U.S. stocks open lower as 10-year yield hits fresh high
NEW YORK, Oct. 9 (Xinhua) - U.S. stocks opened lower on Tuesday as concerns over rising interest rates damped investor sentiment.
Shortly after the opening bell, the Dow Jones Industrial Average was down 65.22 points, or 0.25 percent, to 26,421.56. The S&P 500 erased 2.93 points, or 0.10 percent, to 2,881.50. The Nasdaq Composite Index decreased 7.44 points, or 0.10 percent, to 7,728.51.
The benchmark 10-year Treasury note yield rose to 3.26 percent on Tuesday, its highest level since 2011, before slipping to 3.22 percent.
Investors have been grappling with higher interest rates after a batch of strong economic data came out last week.

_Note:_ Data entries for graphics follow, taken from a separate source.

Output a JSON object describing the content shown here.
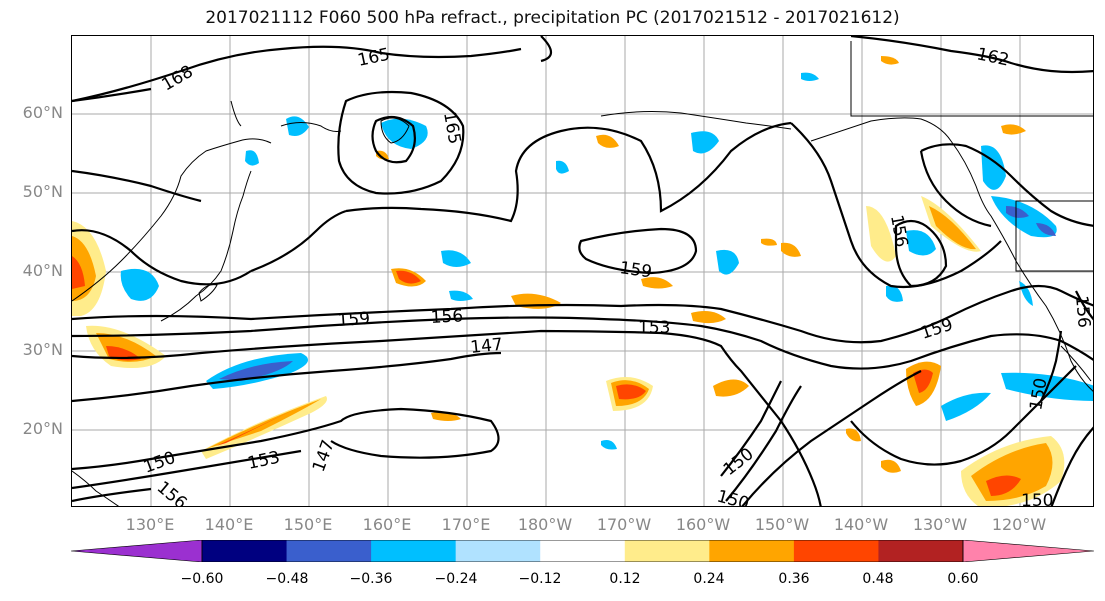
{
  "title": "2017021112 F060 500 hPa refract., precipitation PC (2017021512 - 2017021612)",
  "lat_labels": [
    "60°N",
    "50°N",
    "40°N",
    "30°N",
    "20°N"
  ],
  "lon_labels": [
    "130°E",
    "140°E",
    "150°E",
    "160°E",
    "170°E",
    "180°W",
    "170°W",
    "160°W",
    "150°W",
    "140°W",
    "130°W",
    "120°W"
  ],
  "contour_labels": [
    "168",
    "165",
    "165",
    "162",
    "156",
    "159",
    "159",
    "156",
    "153",
    "147",
    "159",
    "156",
    "150",
    "150",
    "150",
    "147",
    "153",
    "150",
    "156",
    "150"
  ],
  "colorbar": {
    "ticks": [
      "−0.60",
      "−0.48",
      "−0.36",
      "−0.24",
      "−0.12",
      "0.12",
      "0.24",
      "0.36",
      "0.48",
      "0.60"
    ],
    "colors": [
      "#9b30d0",
      "#000080",
      "#3a5fcd",
      "#00bfff",
      "#b0e2ff",
      "#ffffff",
      "#ffec8b",
      "#ffa500",
      "#ff4500",
      "#b22222",
      "#ff82ab"
    ]
  }
}
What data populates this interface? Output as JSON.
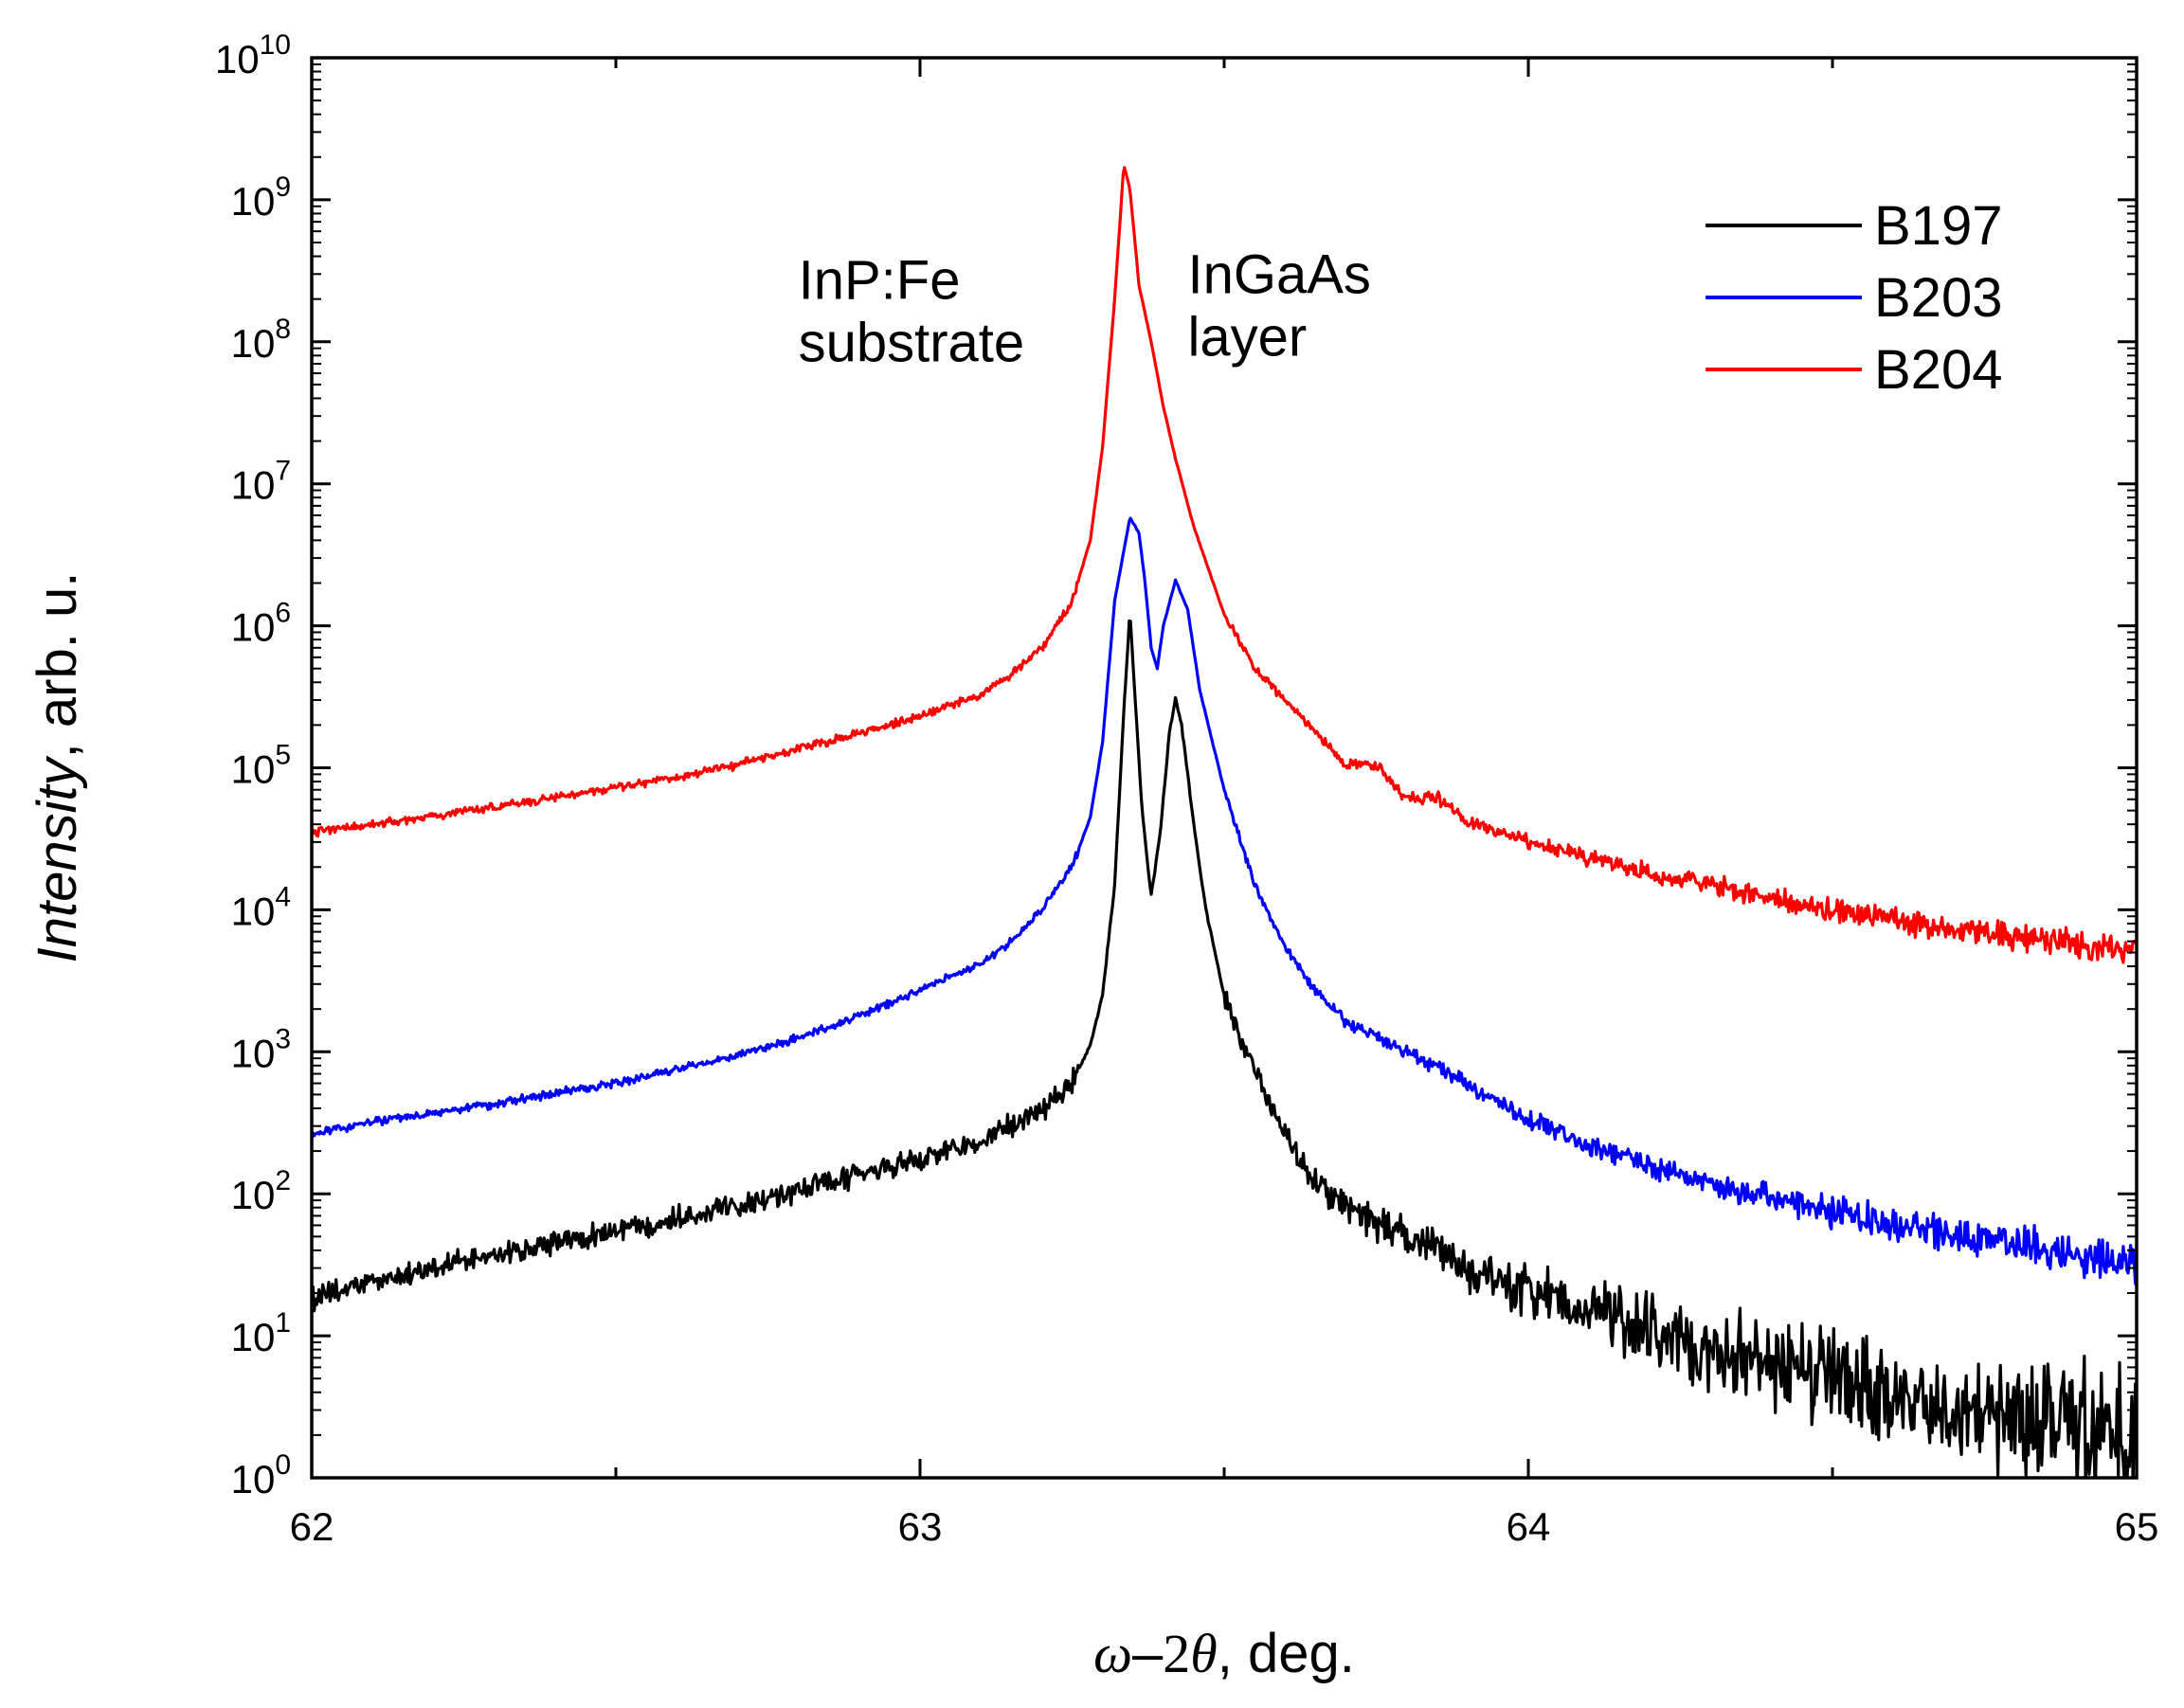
{
  "chart_data": {
    "type": "line",
    "yscale": "log",
    "xlabel": {
      "omega": "ω",
      "dash": "–",
      "two": "2",
      "theta": "θ",
      "suffix": ", deg."
    },
    "ylabel": {
      "italic": "Intensity",
      "suffix": ", arb. u."
    },
    "xlim": [
      62,
      65
    ],
    "ylim_exponent": [
      0,
      10
    ],
    "x_ticks": [
      {
        "value": 62,
        "label": "62"
      },
      {
        "value": 63,
        "label": "63"
      },
      {
        "value": 64,
        "label": "64"
      },
      {
        "value": 65,
        "label": "65"
      }
    ],
    "x_minor_ticks": [
      62.5,
      63.5,
      64.5
    ],
    "y_ticks": [
      {
        "exp": 0,
        "base": "10",
        "sup": "0"
      },
      {
        "exp": 1,
        "base": "10",
        "sup": "1"
      },
      {
        "exp": 2,
        "base": "10",
        "sup": "2"
      },
      {
        "exp": 3,
        "base": "10",
        "sup": "3"
      },
      {
        "exp": 4,
        "base": "10",
        "sup": "4"
      },
      {
        "exp": 5,
        "base": "10",
        "sup": "5"
      },
      {
        "exp": 6,
        "base": "10",
        "sup": "6"
      },
      {
        "exp": 7,
        "base": "10",
        "sup": "7"
      },
      {
        "exp": 8,
        "base": "10",
        "sup": "8"
      },
      {
        "exp": 9,
        "base": "10",
        "sup": "9"
      },
      {
        "exp": 10,
        "base": "10",
        "sup": "10"
      }
    ],
    "annotations": [
      {
        "lines": [
          "InP:Fe",
          "substrate"
        ],
        "x": 62.8,
        "y": 200000000.0
      },
      {
        "lines": [
          "InGaAs",
          "layer"
        ],
        "x": 63.44,
        "y": 220000000.0
      }
    ],
    "legend_position": "top-right",
    "series": [
      {
        "name": "B197",
        "color": "#000000",
        "points": [
          [
            62.0,
            18
          ],
          [
            62.1,
            24
          ],
          [
            62.2,
            30
          ],
          [
            62.3,
            37
          ],
          [
            62.4,
            45
          ],
          [
            62.5,
            55
          ],
          [
            62.6,
            68
          ],
          [
            62.7,
            85
          ],
          [
            62.8,
            105
          ],
          [
            62.9,
            135
          ],
          [
            63.0,
            175
          ],
          [
            63.1,
            240
          ],
          [
            63.2,
            380
          ],
          [
            63.25,
            600
          ],
          [
            63.28,
            1100
          ],
          [
            63.3,
            2500
          ],
          [
            63.32,
            15000
          ],
          [
            63.335,
            250000
          ],
          [
            63.345,
            1250000
          ],
          [
            63.355,
            250000
          ],
          [
            63.365,
            50000
          ],
          [
            63.38,
            12500
          ],
          [
            63.395,
            35000
          ],
          [
            63.41,
            180000
          ],
          [
            63.42,
            310000
          ],
          [
            63.43,
            200000
          ],
          [
            63.45,
            40000
          ],
          [
            63.47,
            10000
          ],
          [
            63.5,
            2500
          ],
          [
            63.55,
            700
          ],
          [
            63.6,
            260
          ],
          [
            63.65,
            120
          ],
          [
            63.7,
            80
          ],
          [
            63.8,
            50
          ],
          [
            63.9,
            30
          ],
          [
            64.0,
            20
          ],
          [
            64.1,
            15
          ],
          [
            64.2,
            11
          ],
          [
            64.3,
            8
          ],
          [
            64.4,
            6
          ],
          [
            64.5,
            5
          ],
          [
            64.6,
            4
          ],
          [
            64.7,
            3.2
          ],
          [
            64.8,
            2.6
          ],
          [
            64.9,
            2.2
          ],
          [
            65.0,
            2
          ]
        ],
        "noise": 0.1,
        "noise_growth": 0.5
      },
      {
        "name": "B203",
        "color": "#0000ff",
        "points": [
          [
            62.0,
            260
          ],
          [
            62.1,
            320
          ],
          [
            62.2,
            370
          ],
          [
            62.3,
            430
          ],
          [
            62.4,
            510
          ],
          [
            62.5,
            600
          ],
          [
            62.6,
            750
          ],
          [
            62.7,
            950
          ],
          [
            62.8,
            1250
          ],
          [
            62.9,
            1800
          ],
          [
            63.0,
            2700
          ],
          [
            63.1,
            4200
          ],
          [
            63.15,
            6000
          ],
          [
            63.2,
            10000
          ],
          [
            63.25,
            20000
          ],
          [
            63.28,
            45000
          ],
          [
            63.3,
            150000
          ],
          [
            63.32,
            1500000
          ],
          [
            63.345,
            5800000
          ],
          [
            63.36,
            4500000
          ],
          [
            63.37,
            2000000
          ],
          [
            63.38,
            700000
          ],
          [
            63.39,
            500000
          ],
          [
            63.4,
            1000000
          ],
          [
            63.42,
            2100000
          ],
          [
            63.44,
            1300000
          ],
          [
            63.46,
            350000
          ],
          [
            63.5,
            70000
          ],
          [
            63.55,
            15000
          ],
          [
            63.6,
            5500
          ],
          [
            63.65,
            2700
          ],
          [
            63.7,
            1600
          ],
          [
            63.8,
            1000
          ],
          [
            63.9,
            600
          ],
          [
            64.0,
            330
          ],
          [
            64.1,
            220
          ],
          [
            64.2,
            160
          ],
          [
            64.3,
            120
          ],
          [
            64.4,
            95
          ],
          [
            64.5,
            75
          ],
          [
            64.6,
            62
          ],
          [
            64.7,
            52
          ],
          [
            64.8,
            44
          ],
          [
            64.9,
            38
          ],
          [
            65.0,
            32
          ]
        ],
        "noise": 0.035,
        "noise_growth": 0.15
      },
      {
        "name": "B204",
        "color": "#ff0000",
        "points": [
          [
            62.0,
            35000
          ],
          [
            62.1,
            40000
          ],
          [
            62.2,
            46000
          ],
          [
            62.3,
            53000
          ],
          [
            62.4,
            62000
          ],
          [
            62.5,
            72000
          ],
          [
            62.6,
            86000
          ],
          [
            62.7,
            105000
          ],
          [
            62.8,
            135000
          ],
          [
            62.9,
            175000
          ],
          [
            63.0,
            230000
          ],
          [
            63.1,
            330000
          ],
          [
            63.15,
            450000
          ],
          [
            63.2,
            700000
          ],
          [
            63.25,
            1500000
          ],
          [
            63.28,
            4000000
          ],
          [
            63.3,
            18000000
          ],
          [
            63.32,
            200000000
          ],
          [
            63.335,
            1750000000
          ],
          [
            63.345,
            1200000000
          ],
          [
            63.36,
            250000000
          ],
          [
            63.38,
            100000000
          ],
          [
            63.4,
            35000000
          ],
          [
            63.42,
            15000000
          ],
          [
            63.45,
            5000000
          ],
          [
            63.5,
            1200000
          ],
          [
            63.55,
            500000
          ],
          [
            63.6,
            300000
          ],
          [
            63.65,
            180000
          ],
          [
            63.7,
            105000
          ],
          [
            63.75,
            105000
          ],
          [
            63.8,
            60000
          ],
          [
            63.85,
            62000
          ],
          [
            63.9,
            42000
          ],
          [
            64.0,
            30000
          ],
          [
            64.1,
            23000
          ],
          [
            64.2,
            18000
          ],
          [
            64.3,
            15000
          ],
          [
            64.4,
            12000
          ],
          [
            64.5,
            10000
          ],
          [
            64.6,
            8500
          ],
          [
            64.7,
            7200
          ],
          [
            64.8,
            6300
          ],
          [
            64.9,
            5600
          ],
          [
            65.0,
            5200
          ]
        ],
        "noise": 0.035,
        "noise_growth": 0.1
      }
    ]
  }
}
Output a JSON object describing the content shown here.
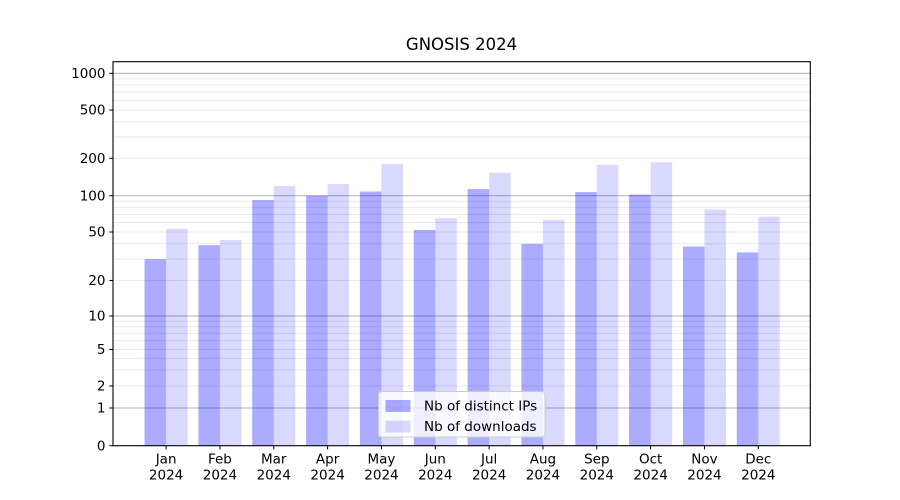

The unemployment rate declined to 3.7 percent in September, and total nonfarm payroll employment increased by 134,000, the U.S. labor department said on Friday.
In September, average hourly earnings for all employees on private nonfarm payrolls rose by 8 cents to 27.24 U.S. dollars. Over the year, average hourly earnings have increased by 73 cents, or 2.8 percent.
Fed Chair Jerome Powell last week said that the U.S. central bank had a long way to go before interest rates hit neutral, indicating that more hikes could be on the horizon.
Strong data and commentary from Fed officials can be bullish for equities, but that comes with the side effect of having concerns on more inflation and interest-rate increases, which in turn is a negative for equities, experts noted.
The recent rise in interest rates comes as investors brace for the upcoming earnings season, with J.P. Morgan Chase, Citigroup and Wells Fargo scheduled to report later this week.
Third quarter earnings are expected to increase 21.5 percent from the same period last week. Excluding the energy sector, the earnings growth estimate declines to 18.5 percent, according to Thomson Reuters.